Within the scheme, market participants (typically suppliers and producers or grid operators) are given a statutory duty to annually buy and cancel electricity certificates.
The number of certificates that one is obliged to buy corresponds to the value of the mandatory renewable quota established for the current year, multiplied by the quantity of electricity (expressed in MWh) supplied annually to the final consumers.
This will create a demand for certificates.
Producers that receive certificates will earn an income from selling certificates, in addition to the income they receive from the sale of electricity.
This is intended to make it profitable for investors to invest in new electricity generation from renewable energy sources.
An electricity certificate system is a market-based support mechanism.
Different variations of electricity certificate schemes exist.
Most countries opted for an electricity certificate scheme national in scope whilst Norway and Sweden have a common certificate system in place.
Design options for green certificate schemes
The design of a quota system may vary depending on the overall objective of the system.
Common to all quota systems is that the level of support is determined by demand and supply.
Some EU Member States also apply hybrid systems, e.g. a quota with minimum prices.
Certificate prices are determined by the interplay of demand and supply for certificates.
Eligibility of certificates
Quota schemes can in principle be designed to be technology neutral or technology specific.
In a technology neutral setting, each RES technology covered by the scheme would be awarded the same amount of certificates per MWh generated and as such receive the same support level regardless of technology costs.
Under this scheme, the most cost efficient plants would be realised first.

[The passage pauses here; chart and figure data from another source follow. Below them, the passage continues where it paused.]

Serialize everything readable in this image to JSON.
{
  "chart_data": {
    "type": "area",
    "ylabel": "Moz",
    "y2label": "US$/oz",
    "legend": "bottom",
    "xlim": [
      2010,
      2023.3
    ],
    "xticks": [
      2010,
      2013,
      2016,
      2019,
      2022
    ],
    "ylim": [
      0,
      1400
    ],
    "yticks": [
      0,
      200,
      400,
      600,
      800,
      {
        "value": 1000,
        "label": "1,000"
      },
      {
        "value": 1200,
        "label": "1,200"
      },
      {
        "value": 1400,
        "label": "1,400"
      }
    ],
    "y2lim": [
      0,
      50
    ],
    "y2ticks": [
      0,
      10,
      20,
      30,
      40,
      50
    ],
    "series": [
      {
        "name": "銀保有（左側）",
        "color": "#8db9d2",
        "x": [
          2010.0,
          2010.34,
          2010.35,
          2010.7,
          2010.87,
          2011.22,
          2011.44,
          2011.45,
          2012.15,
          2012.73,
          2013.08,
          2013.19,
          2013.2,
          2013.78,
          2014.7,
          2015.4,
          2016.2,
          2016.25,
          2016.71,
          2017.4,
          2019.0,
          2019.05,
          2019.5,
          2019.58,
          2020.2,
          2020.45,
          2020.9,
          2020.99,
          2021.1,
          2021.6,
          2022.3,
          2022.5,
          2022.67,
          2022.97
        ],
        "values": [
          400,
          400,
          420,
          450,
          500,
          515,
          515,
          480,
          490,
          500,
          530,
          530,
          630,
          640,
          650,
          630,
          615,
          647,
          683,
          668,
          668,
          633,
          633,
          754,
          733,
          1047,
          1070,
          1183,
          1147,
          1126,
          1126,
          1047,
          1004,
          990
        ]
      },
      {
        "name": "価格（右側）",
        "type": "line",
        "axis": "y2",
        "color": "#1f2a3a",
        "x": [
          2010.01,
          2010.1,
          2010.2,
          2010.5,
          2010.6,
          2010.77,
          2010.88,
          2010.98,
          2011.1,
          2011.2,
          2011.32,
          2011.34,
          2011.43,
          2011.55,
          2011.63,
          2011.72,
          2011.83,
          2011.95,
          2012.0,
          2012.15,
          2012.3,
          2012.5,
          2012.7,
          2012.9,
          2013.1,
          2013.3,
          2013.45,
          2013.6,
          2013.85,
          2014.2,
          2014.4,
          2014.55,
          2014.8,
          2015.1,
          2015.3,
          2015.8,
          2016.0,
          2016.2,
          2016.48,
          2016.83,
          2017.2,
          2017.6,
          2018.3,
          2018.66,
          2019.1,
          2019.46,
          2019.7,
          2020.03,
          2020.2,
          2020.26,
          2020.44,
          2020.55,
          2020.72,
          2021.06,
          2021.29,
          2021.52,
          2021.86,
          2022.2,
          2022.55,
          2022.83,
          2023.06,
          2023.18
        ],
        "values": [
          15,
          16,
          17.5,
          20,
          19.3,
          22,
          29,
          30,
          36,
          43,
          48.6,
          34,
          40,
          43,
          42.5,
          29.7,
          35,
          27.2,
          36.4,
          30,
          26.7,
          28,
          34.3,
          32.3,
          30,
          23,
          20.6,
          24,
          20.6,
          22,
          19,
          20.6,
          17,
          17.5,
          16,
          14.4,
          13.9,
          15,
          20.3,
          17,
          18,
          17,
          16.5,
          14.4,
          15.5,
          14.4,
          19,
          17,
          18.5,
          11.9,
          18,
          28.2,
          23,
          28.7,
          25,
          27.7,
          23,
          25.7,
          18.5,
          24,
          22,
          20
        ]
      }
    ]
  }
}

In terms of design, this is the most straightforward approach requiring only defining the scope of RES technologies to be endowed with certificates.
More complex in terms of design are technology specific quota schemes.
By setting different multiplier for the volume of certificates awarded for each MWh produced depending on the generation technology, MS can ensure that a variety of technologies is supported within the quota scheme, e.g. by issuing immature technologies a higher number of certificates for each MWh produced compared to more mature technologies.
However, in practice an enduring volume weighted approach is made particularly difficult by the changing landscape of technological advancements and efficiency improvements in a number of RES technologies.
A RES power plant receives electricity certificates for a specific period of time (number of years can vary).
Buyers of certificates
The number of buyers of certificates may also differ from system to system.
Some countries have chosen to link the obligation to purchase certificates to the electricity suppliers.
Other countries have chosen to link the obligation to purchase certificates to grid operators.
In order to ensure a demand for certificates there must be a penalty mechanism in place when not meeting the legally required number of certificates each year.
In other words, the cost of failing to meet the legal obligation to purchase certificates must be higher than the market price for certificates.
Most countries have an administratively set rule on how to determine the level of penalty. It is usually either set annually or as a fixed price level.
Similar to a tendering scheme, the level of penalty needs to be well designed to exercise the right amount of pressure to ensure compliance.